Nasıl mizahçı olunur?

“Mizah içten gelen bir duygu, doğuştan gelen bir özelliktir. Bu yetenek varsa zamanla geliştirilebilir. İyi bir mizahçı olmak için mizah ustalarını okumak, çok çaba göstermek gerekir. Bilgi birikimini arttırmak şarttır. Mizahçı için edebiyat eğitimi önemlidir ama tek başına yeterli değildir.”

Mizahın faydaları nelerdir?

Mizah, strese karşı en iyi ilaçtır. İnsan ruhunu güçlendirir, direnme gücü verir.  Çünkü mizahta umut var, yaşama sevinci var. Mizah iletişimi güçlendiriyor, sosyal kaynaşmayı sağlıyor. Gülmenin spor yapmak kadar vücudumuza olumlu etkisi olduğu bilinmektedir. Güldüğümüz zaman tümör ve virüslerle savaşan hücrelerimizin sayısı artıyor. Mizah, bağışıklık sistemimizi güçlendiriyor, kalp ve damar sağlını iyileştiriyor. Kas gerginliğini azaltıyor. Beynimizin her iki tarafını harekete geçirerek yaratıcılığımızı ve problem çözme yeteneğimizi artırıyor. İnsan beyni, gülünce doğal morfin yerine geçen endorfin üretiyor. Endorfin ise, morfinden çok daha güçlü ağrı kesici.”

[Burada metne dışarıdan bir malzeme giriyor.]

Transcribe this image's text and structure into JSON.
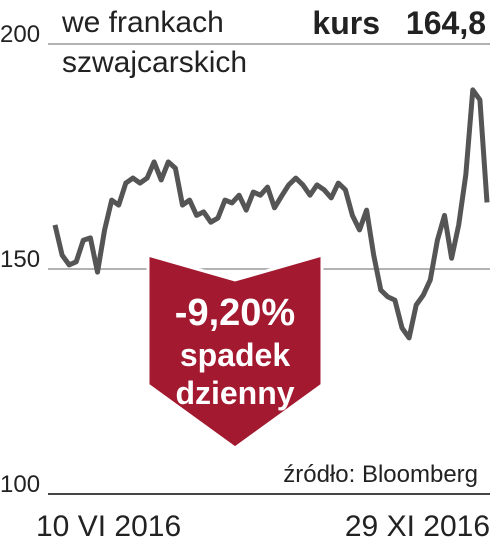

Son olarak ne söylemek istersiniz?

“Mizah, insanların ve toplumların can damarları gibidir. Mizahçılar bu damarı canlı tutmalı ve mizahı tüketim malzemesi olarak gören anlayışa karşı durmalıdır. Bu kapsamda, toplumcu mizahı yaşatmak için edebiyat dergilerinde görünmeye çalışıyorum. Çünkü edebi mizahın itirazı daha etkili ve kalıcıdır. Ne yazık ki mizahın edebiyatını ihmal eden mizahçılar yüzünden, edebiyatımızda mizah dili unutulmaya yüz tuttu. Oysa düzgün ve kaliteli ürünler sunduğunuzda okur ilgi gösteriyor. Bunu kitap fuarlarında gördüm. Özetle, mizahın geleceğinden umutsuz değilim.”